Vino e supermercato: la Torre di Babele
di Matteo Marenghi
In un ipermercato ci sono oggi mediamente oltre 600 referenze di vino e spesso, pur trascorrendo nel reparto vini più del doppio del tempo che dedica ad altri settori, il consumatore se ne va senza comprare; è disorientato.
La possibilità di scegliere è premiante, ma occorrono criteri in grado di orientare meglio all’acquisto, tanto più nel mondo del vino di casa nostra dove all’esasperata frammentazione dell’offerta si aggiunge la totale assenza di marchi di riferimento ed un sistema di denominazioni fra i più complessi al mondo. Non è quindi solo colpa del supermercato se mancano fra gli scaffali politiche assortimentali efficaci.
Tuttavia dalla Gdo il vino non può prescindere, dato che gli ultimi ‘numeri’ danno circa il 65% di venduto transitato attraverso il canale moderno in Italia. Ma nemmeno il supermercato può fare senza il nettare di Bacco: il vino è una categoria strategica per l’insegna di Gdo ed il valore di vendita supera i 1.300 milioni di euro l’anno.
Ma un problema nel rapporto fra i due esiste, eccome. Non a caso il 2008 ha segnato un punto di flesso nelle dinamiche di sviluppo del canale moderno; è la prima volta in 10 anni che l’annata si chiude, per il vino, con dati negativi.
Esaminando le cifre fornite da IRI-Infoscan, e quindi rilevate alle casse dei supermercati italiani, c’è una flessione dell’1,7% del numero di pezzi di vino confezionato venduti nell’ultimo anno e, pur con la consapevolezza che siamo in una fase di crisi economica generale, alcune considerazioni vanno fatte.

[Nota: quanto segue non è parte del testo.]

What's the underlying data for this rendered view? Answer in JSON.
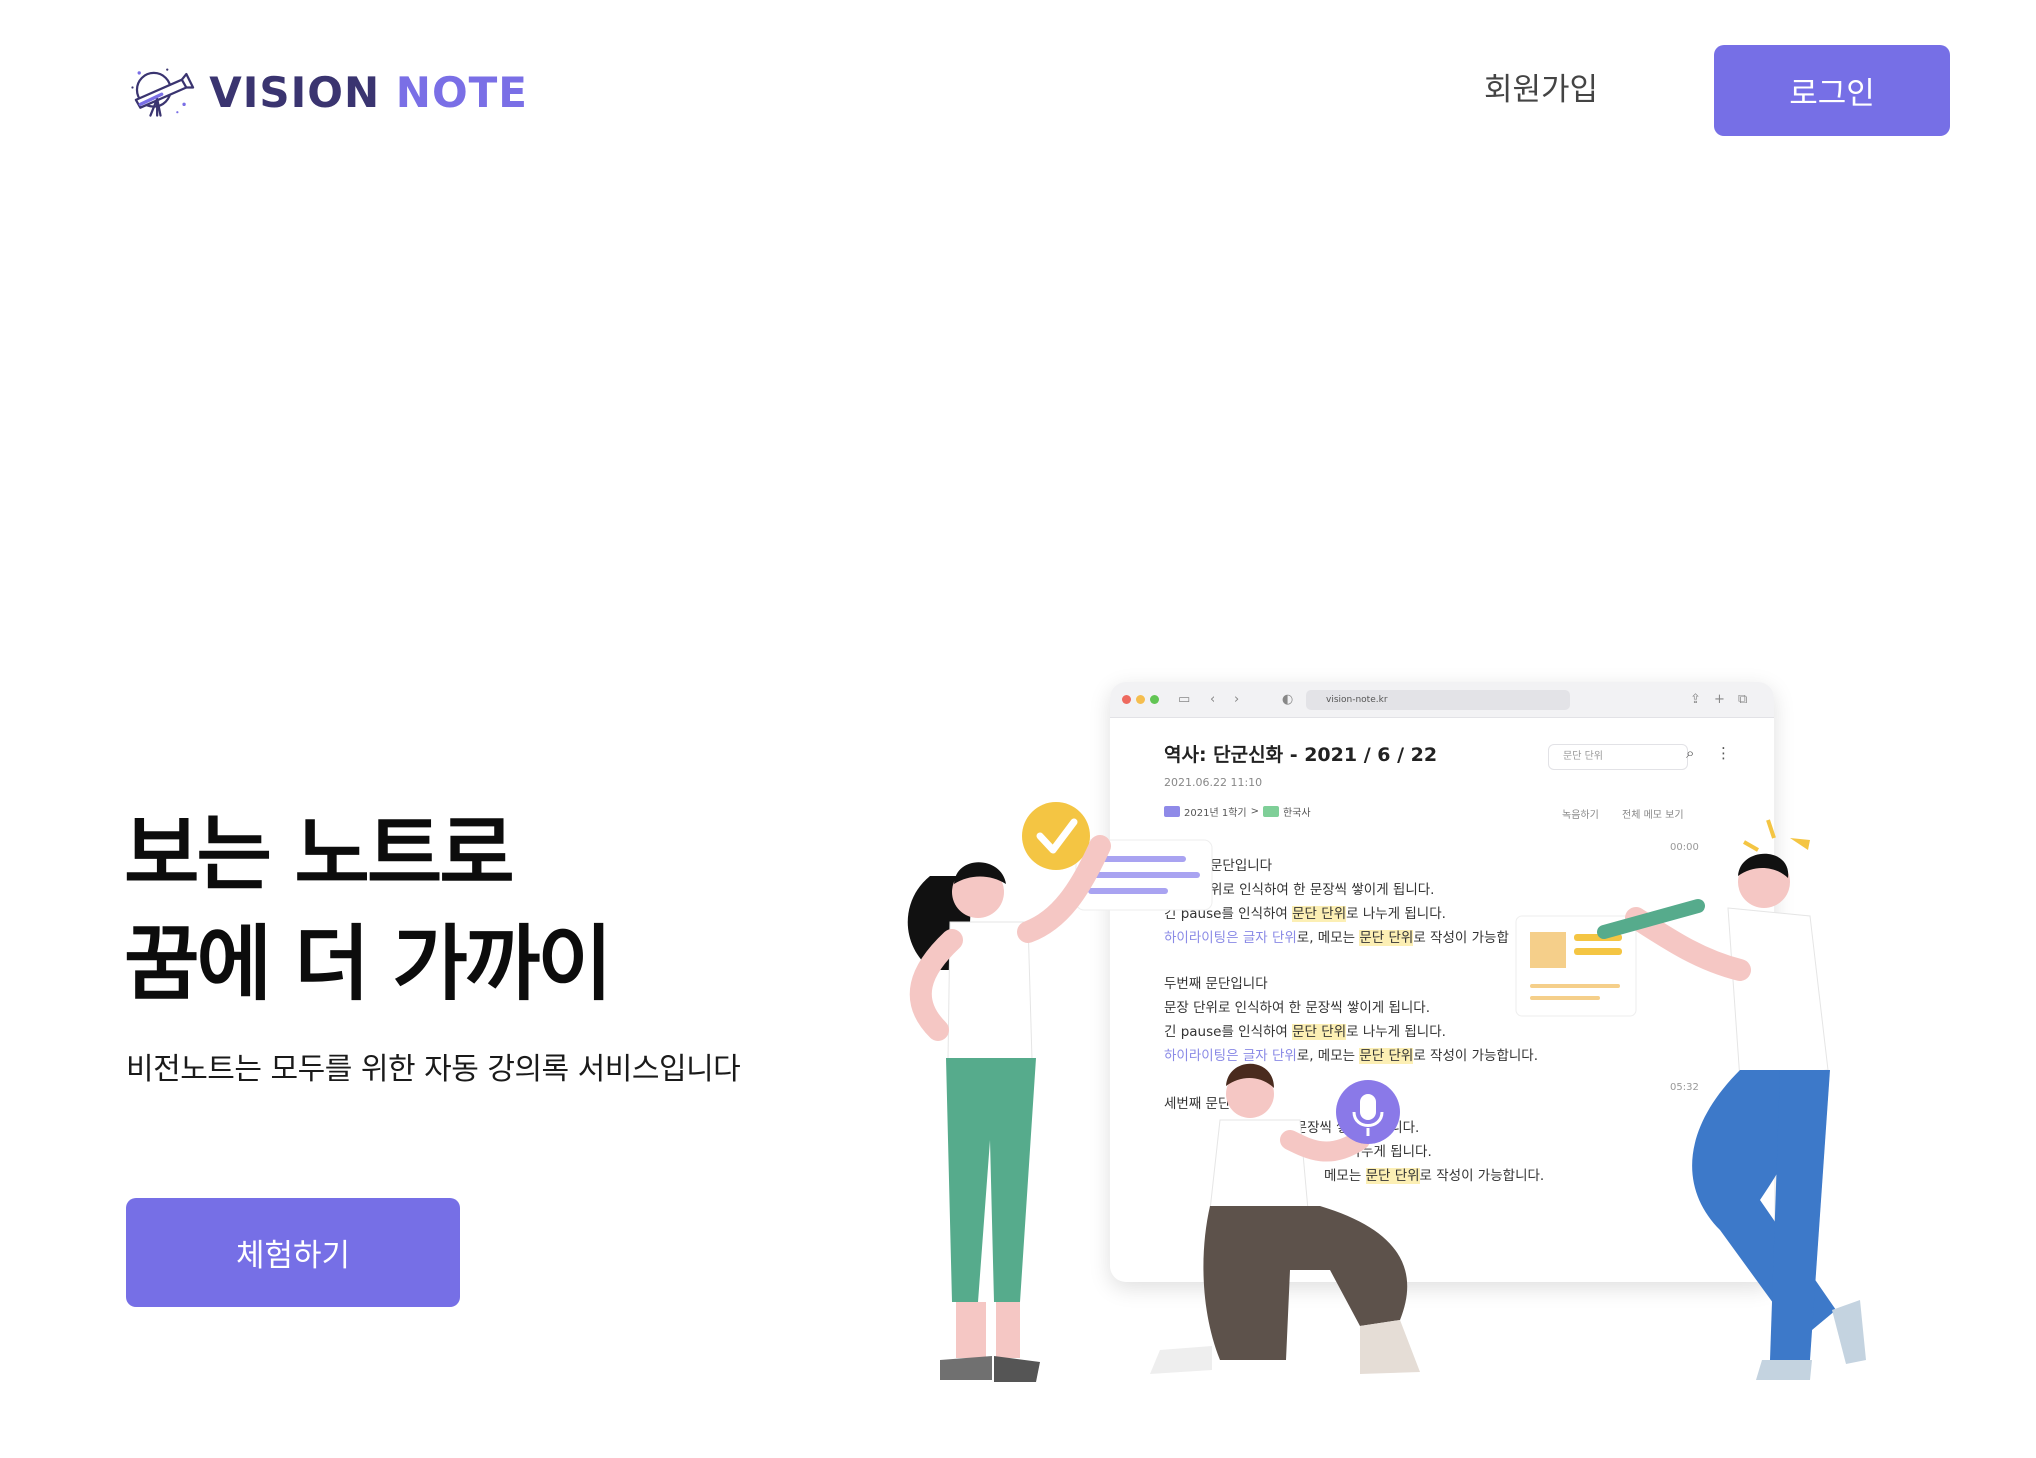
{
  "header": {
    "logo_text_part1": "VISION",
    "logo_text_part2": "NOTE",
    "signup_label": "회원가입",
    "login_label": "로그인"
  },
  "hero": {
    "headline_line1": "보는 노트로",
    "headline_line2": "꿈에 더 가까이",
    "subline": "비전노트는 모두를 위한 자동 강의록 서비스입니다",
    "cta_label": "체험하기"
  },
  "illustration": {
    "browser": {
      "url": "vision-note.kr",
      "note_title": "역사: 단군신화 - 2021 / 6 / 22",
      "note_date": "2021.06.22 11:10",
      "crumb_1": "2021년 1학기",
      "crumb_separator": ">",
      "crumb_2": "한국사",
      "search_placeholder": "문단 단위",
      "tool_record": "녹음하기",
      "tool_memo": "전체 메모 보기",
      "timestamp_1": "00:00",
      "timestamp_2": "05:32",
      "para1": {
        "l1": "문단입니다",
        "l2": "위로 인식하여 한 문장씩 쌓이게 됩니다.",
        "l3a": "긴 pause를 인식하여 ",
        "l3b": "문단 단위",
        "l3c": "로 나누게 됩니다.",
        "l4a": "하이라이팅은 ",
        "l4b": "글자 단위",
        "l4c": "로, 메모는 ",
        "l4d": "문단 단위",
        "l4e": "로 작성이 가능합"
      },
      "para2": {
        "l1": "두번째 문단입니다",
        "l2": "문장 단위로 인식하여 한 문장씩 쌓이게 됩니다.",
        "l3a": "긴 pause를 인식하여 ",
        "l3b": "문단 단위",
        "l3c": "로 나누게 됩니다.",
        "l4a": "하이라이팅은 ",
        "l4b": "글자 단위",
        "l4c": "로, 메모는 ",
        "l4d": "문단 단위",
        "l4e": "로 작성이 가능합니다."
      },
      "para3": {
        "l1": "세번째 문단입니다",
        "l2": "인식하여 한 문장씩 쌓이게 됩니다.",
        "l3": "인식하여 문단 단위로 나누게 됩니다.",
        "l4a": "메모는 ",
        "l4b": "문단 단위",
        "l4c": "로 작성이 가능합니다."
      }
    }
  },
  "colors": {
    "accent": "#766fe6",
    "logo_dark": "#3a3470",
    "logo_light": "#7a6fe6",
    "highlight": "#fcefb4"
  }
}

Esplodendo questo dato si vede che il segmento che cede di più è quello del vino in brik (-4,3%), e ciò non sorprende, anzi, è una conferma; già da anno il brik cede spazio alla bottiglia da 0,75 (anche perché, spesso, quest’ultima è più conveniente). C’è comunque pure una diminuzione dello 0,3% del formato da 0,75 della bottiglia, segnale poco rassicurante, mentre cala ben del 4,3% (ma questa non è una novità) la vendita del formato da un litro e mezzo.
Negli ultimi anni si sono anche accanite alcune tendenze: la parte maggioritaria (oltre il 60%) dei vini in Gdo viene proposta a prezzi al di sotto dei 3 euro, e altrettanto evidente, incombe una sempre più forte pressione promozionale (maggiore del 50%).
Da una recente indagine Syngenta-Rocchelli emergono altri dati interessanti. Nella fascia superiore agli 8 euro nel 2008 (parliamo di vino rosso, ma il bianco ha le stesse tendenze) si è venduto più vino (incremento del 2,3% sull’anno precedente) mentre nella fascia fra 2 e 3 euro si è registrato un sensibile decremento. È cresciuto invece il volume di vendita dei vini al di sotto dei due euro.
Insomma, si evidenzia sempre più una polarizzazione delle scelte con in crescita i segmenti di prezzo molto bassi e molto alti; nel mezzo, dove si colloca la maggior parte della produzione italiana, si soffre.
L’interpretazione è semplice: il consumatore, pur con possibilità di spesa differenti, cerca situazioni chiaramente definite. Vuole o una forte convenienza o una altrettanto certissima qualità, e per individuare questi prodotti si affida a messaggi netti che non lasciano spazio alla confusione; il messaggio più efficace in questo senso è il prezzo. Nella fascia media, in cui, come si diceva, si concentra la stragrande maggioranza dell’offerta, i messaggi che le bottiglie lanciano non sono chiari, anzi regna la confusione.
È decisamente tempo di una nuova politica assortimentale per il vino al supermercato. La struttura piramidale teorica del sistema delle denominazioni italiane non può essere di grande aiuto, e meno lo sarà con l’entrata in vigore dell’Ocm che depotenzia le demarcazioni fra vini con e senza menzione territoriale e di vitigno; quindi ogni insegna dovrà impegnarsi a creare una più intelligibile gradazione del valore delle bottiglie per far capire agli avventori cosa stanno comprando.
E non si tratta di mettere sporadicamente un sommelier fra le corsie, bisogna che l’esposizione e l’assortimento parlino da sé: non può essere solo il prezzo la chiave di lettura delle caratteristiche dei prodotti, soprattutto con l’uso spregiudicato (nei due sensi) che oggi se ne fa.